The Jewish community in Switzerland represents a very broad political spectrum, and it does not have an official line on the conflict in the Middle East.
“We are not for or against [Israeli prime minister] Ariel Sharon, and we don’t take a view on the Israeli withdrawal from the occupied territories,” he added.
Increased hostility against Jews normally results in tighter security at Jewish institutions in Switzerland, Lyssy said.
“It is almost impossible to enter a Jewish community centre or a Jewish school without undergoing thorough checks,” he said, adding that most Jewish people were now used to this.
The ban on the ritual slaughter of animals is still an issue in Switzerland. In March 2002 the government indicated that it was willing to lift the ban, which was seen as infringing the religious freedom of Jews and Muslims.
But it caved in after the idea was greeted with outrage by a majority of cantons, animals rights and consumer groups as well as vets and farmers, who argued that the practice inflicted unacceptable suffering on animals.
The government’s change of heart was a blow to the federation, which was set up to fight the ban on ritual slaughter of animals.
Meat produced in conformity with Jewish religious law has traditionally been imported to Switzerland, but imports of kosher meat could be threatened after the Swiss Society for Animal Protection (PSA) launched an initiative last year seeking to ban it.
Another role the federation has played has been that of mediator between international Jewish Organisations (notably the World Jewish Congress), and Swiss banks and the government in the Holocaust assets affair.
In the mid 1990s Switzerland came under heavy criticism for its dealings with Nazi Germany during the Second World War.
The former president of the federation, Rolf Bloch, managed to convince the government that Switzerland had to own up to its wartime mistakes.
In 1997 the government founded the “Swiss Fund for Needy Victims of the Holocaust” with around SFr300 million ($234 million) from the banks and industry.
During the Nazi era Switzerland pursued a very restrictive policy towards the Jewish community, and the federation backed these policies as it was important for them to be in harmony with the government.
“By backing the government the federation wanted to avoid endangering Jews in Switzerland and refugees,” Lyssy told swissinfo.

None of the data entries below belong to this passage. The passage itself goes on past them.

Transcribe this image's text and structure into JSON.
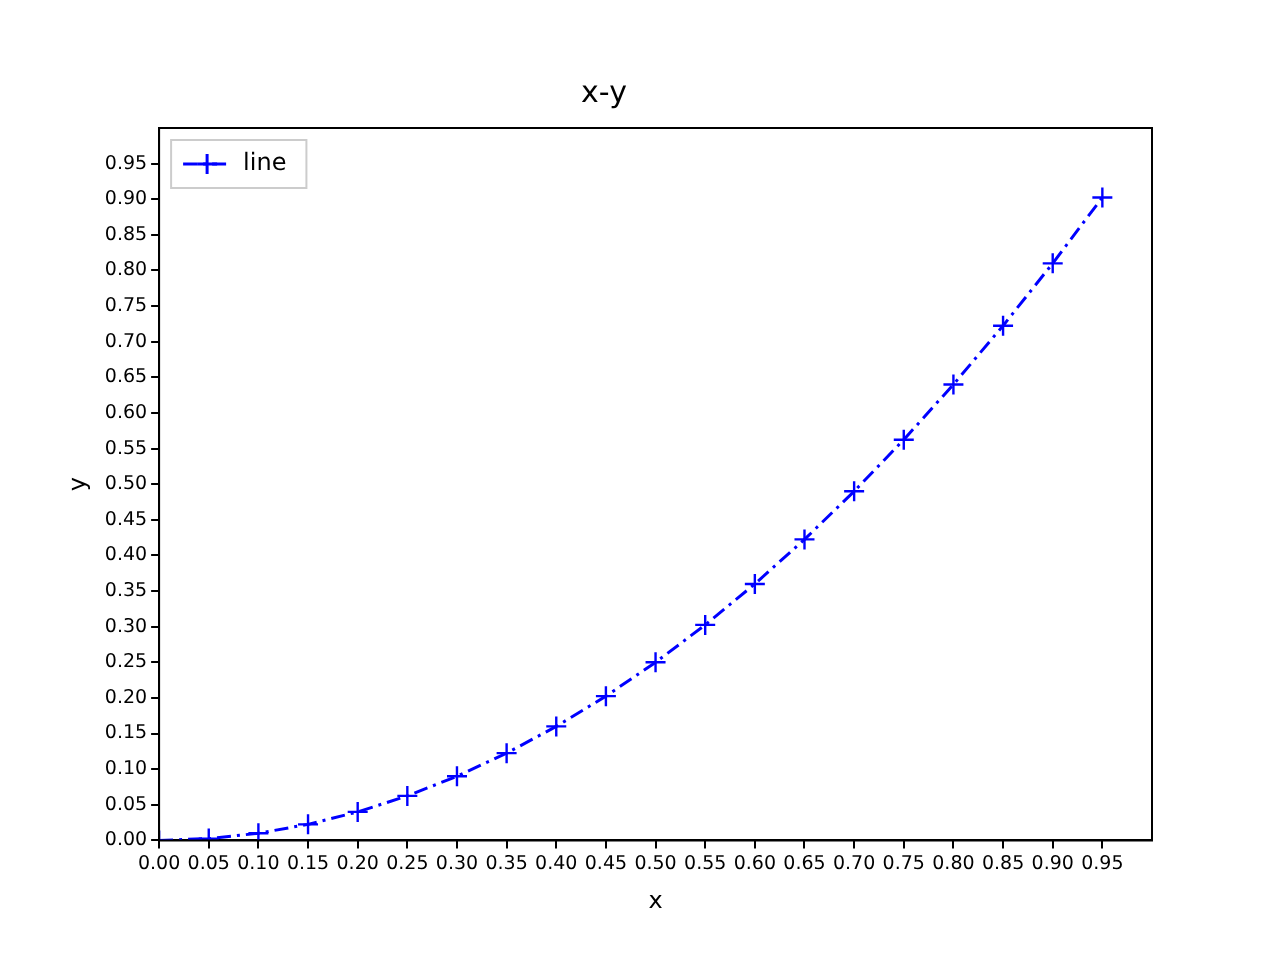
{
  "chart_data": {
    "type": "line",
    "title": "x-y",
    "xlabel": "x",
    "ylabel": "y",
    "x": [
      0,
      0.05,
      0.1,
      0.15,
      0.2,
      0.25,
      0.3,
      0.35,
      0.4,
      0.45,
      0.5,
      0.55,
      0.6,
      0.65,
      0.7,
      0.75,
      0.8,
      0.85,
      0.9,
      0.95
    ],
    "series": [
      {
        "name": "line",
        "color": "#0000ff",
        "values": [
          0,
          0.0025,
          0.01,
          0.0225,
          0.04,
          0.0625,
          0.09,
          0.1225,
          0.16,
          0.2025,
          0.25,
          0.3025,
          0.36,
          0.4225,
          0.49,
          0.5625,
          0.64,
          0.7225,
          0.81,
          0.9025
        ]
      }
    ],
    "xlim": [
      0,
      1
    ],
    "ylim": [
      0,
      1
    ],
    "xticks": [
      {
        "value": 0,
        "label": "0.00"
      },
      {
        "value": 0.05,
        "label": "0.05"
      },
      {
        "value": 0.1,
        "label": "0.10"
      },
      {
        "value": 0.15,
        "label": "0.15"
      },
      {
        "value": 0.2,
        "label": "0.20"
      },
      {
        "value": 0.25,
        "label": "0.25"
      },
      {
        "value": 0.3,
        "label": "0.30"
      },
      {
        "value": 0.35,
        "label": "0.35"
      },
      {
        "value": 0.4,
        "label": "0.40"
      },
      {
        "value": 0.45,
        "label": "0.45"
      },
      {
        "value": 0.5,
        "label": "0.50"
      },
      {
        "value": 0.55,
        "label": "0.55"
      },
      {
        "value": 0.6,
        "label": "0.60"
      },
      {
        "value": 0.65,
        "label": "0.65"
      },
      {
        "value": 0.7,
        "label": "0.70"
      },
      {
        "value": 0.75,
        "label": "0.75"
      },
      {
        "value": 0.8,
        "label": "0.80"
      },
      {
        "value": 0.85,
        "label": "0.85"
      },
      {
        "value": 0.9,
        "label": "0.90"
      },
      {
        "value": 0.95,
        "label": "0.95"
      }
    ],
    "yticks": [
      {
        "value": 0,
        "label": "0.00"
      },
      {
        "value": 0.05,
        "label": "0.05"
      },
      {
        "value": 0.1,
        "label": "0.10"
      },
      {
        "value": 0.15,
        "label": "0.15"
      },
      {
        "value": 0.2,
        "label": "0.20"
      },
      {
        "value": 0.25,
        "label": "0.25"
      },
      {
        "value": 0.3,
        "label": "0.30"
      },
      {
        "value": 0.35,
        "label": "0.35"
      },
      {
        "value": 0.4,
        "label": "0.40"
      },
      {
        "value": 0.45,
        "label": "0.45"
      },
      {
        "value": 0.5,
        "label": "0.50"
      },
      {
        "value": 0.55,
        "label": "0.55"
      },
      {
        "value": 0.6,
        "label": "0.60"
      },
      {
        "value": 0.65,
        "label": "0.65"
      },
      {
        "value": 0.7,
        "label": "0.70"
      },
      {
        "value": 0.75,
        "label": "0.75"
      },
      {
        "value": 0.8,
        "label": "0.80"
      },
      {
        "value": 0.85,
        "label": "0.85"
      },
      {
        "value": 0.9,
        "label": "0.90"
      },
      {
        "value": 0.95,
        "label": "0.95"
      }
    ],
    "grid": false,
    "legend": "top left",
    "marker": "cross",
    "line_style": "dashed"
  }
}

“But there are still so-called historians who blame the federation and the Swiss Jews for the country’s refugee policies,” he added.
swissinfo, Gaby Ochsenbein (translation: Billi Bierling)

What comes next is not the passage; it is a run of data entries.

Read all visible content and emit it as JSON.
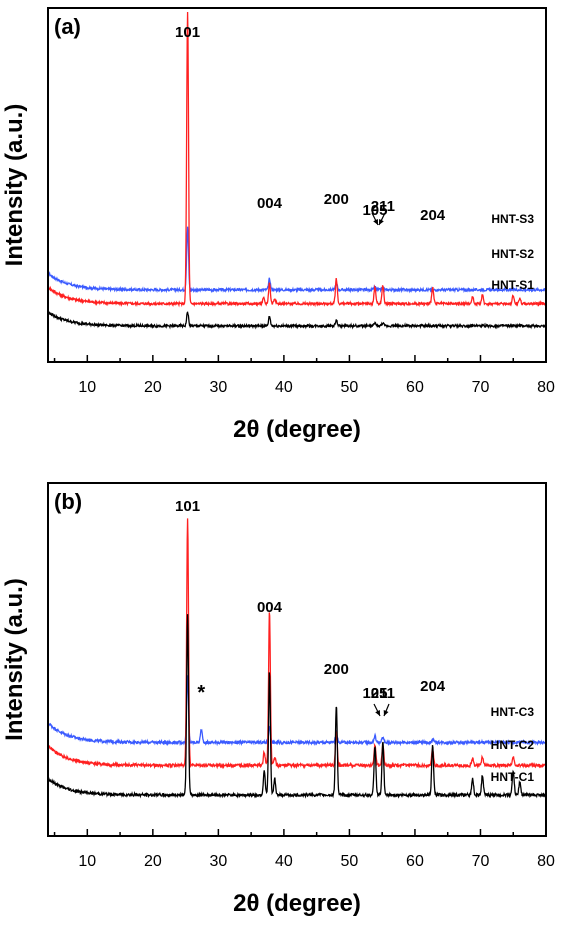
{
  "chart_data": [
    {
      "type": "line",
      "panel_label": "(a)",
      "xlabel": "2θ (degree)",
      "ylabel": "Intensity (a.u.)",
      "xlim": [
        4,
        80
      ],
      "xticks": [
        10,
        20,
        30,
        40,
        50,
        60,
        70,
        80
      ],
      "peak_labels": [
        {
          "text": "101",
          "x": 25.3
        },
        {
          "text": "004",
          "x": 37.8
        },
        {
          "text": "200",
          "x": 48.0
        },
        {
          "text": "105",
          "x": 53.9
        },
        {
          "text": "211",
          "x": 55.1
        },
        {
          "text": "204",
          "x": 62.7
        }
      ],
      "series": [
        {
          "name": "HNT-S3",
          "color": "#3b5bff",
          "baseline": 0.52,
          "rise": 0.12,
          "peaks": [
            [
              25.3,
              0.45
            ],
            [
              37.8,
              0.08
            ],
            [
              48.0,
              0.05
            ],
            [
              53.9,
              0.02
            ],
            [
              55.1,
              0.02
            ]
          ]
        },
        {
          "name": "HNT-S2",
          "color": "#ff2020",
          "baseline": 0.42,
          "rise": 0.12,
          "peaks": [
            [
              25.3,
              2.1
            ],
            [
              36.9,
              0.04
            ],
            [
              37.8,
              0.15
            ],
            [
              38.6,
              0.04
            ],
            [
              48.0,
              0.18
            ],
            [
              53.9,
              0.12
            ],
            [
              55.1,
              0.13
            ],
            [
              62.7,
              0.12
            ],
            [
              68.8,
              0.05
            ],
            [
              70.3,
              0.06
            ],
            [
              75.0,
              0.06
            ],
            [
              76.0,
              0.04
            ]
          ]
        },
        {
          "name": "HNT-S1",
          "color": "#000000",
          "baseline": 0.26,
          "rise": 0.1,
          "peaks": [
            [
              25.3,
              0.1
            ],
            [
              37.8,
              0.07
            ],
            [
              48.0,
              0.04
            ],
            [
              53.9,
              0.02
            ],
            [
              55.1,
              0.02
            ]
          ]
        }
      ]
    },
    {
      "type": "line",
      "panel_label": "(b)",
      "xlabel": "2θ (degree)",
      "ylabel": "Intensity (a.u.)",
      "xlim": [
        4,
        80
      ],
      "xticks": [
        10,
        20,
        30,
        40,
        50,
        60,
        70,
        80
      ],
      "peak_labels": [
        {
          "text": "101",
          "x": 25.3
        },
        {
          "text": "004",
          "x": 37.8
        },
        {
          "text": "*",
          "x": 27.4
        },
        {
          "text": "200",
          "x": 48.0
        },
        {
          "text": "105",
          "x": 53.9
        },
        {
          "text": "211",
          "x": 55.1
        },
        {
          "text": "204",
          "x": 62.7
        }
      ],
      "series": [
        {
          "name": "HNT-C3",
          "color": "#3b5bff",
          "baseline": 0.57,
          "rise": 0.12,
          "peaks": [
            [
              25.3,
              0.4
            ],
            [
              27.4,
              0.08
            ],
            [
              37.8,
              0.1
            ],
            [
              48.0,
              0.06
            ],
            [
              53.9,
              0.04
            ],
            [
              55.1,
              0.03
            ],
            [
              62.7,
              0.02
            ]
          ]
        },
        {
          "name": "HNT-C2",
          "color": "#ff2020",
          "baseline": 0.43,
          "rise": 0.12,
          "peaks": [
            [
              25.3,
              1.5
            ],
            [
              37.0,
              0.08
            ],
            [
              37.8,
              0.95
            ],
            [
              38.6,
              0.05
            ],
            [
              48.0,
              0.2
            ],
            [
              53.9,
              0.12
            ],
            [
              55.1,
              0.12
            ],
            [
              62.7,
              0.1
            ],
            [
              68.8,
              0.04
            ],
            [
              70.3,
              0.05
            ],
            [
              75.0,
              0.05
            ]
          ]
        },
        {
          "name": "HNT-C1",
          "color": "#000000",
          "baseline": 0.25,
          "rise": 0.1,
          "peaks": [
            [
              25.3,
              1.1
            ],
            [
              37.0,
              0.15
            ],
            [
              37.8,
              0.75
            ],
            [
              38.6,
              0.1
            ],
            [
              48.0,
              0.55
            ],
            [
              53.9,
              0.3
            ],
            [
              55.1,
              0.32
            ],
            [
              62.7,
              0.3
            ],
            [
              68.8,
              0.1
            ],
            [
              70.3,
              0.12
            ],
            [
              75.0,
              0.15
            ],
            [
              76.0,
              0.08
            ]
          ]
        }
      ]
    }
  ]
}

The Swiss Federation of Jewish Communities was set up on November 27, 1904 in the town of Baden.
The federation comprises 18 Jewish communities and about 18,000 people.
The mandate of the federation:
Promoting Jewish interests in Switzerland.
Representing Jewish interests at Swiss and international organisations.
Fighting anti-Semitism and racism in Switzerland.
Dealing with the Holocaust and Swiss refugee policy.
Alfred Donath has been president of the federation since 2000.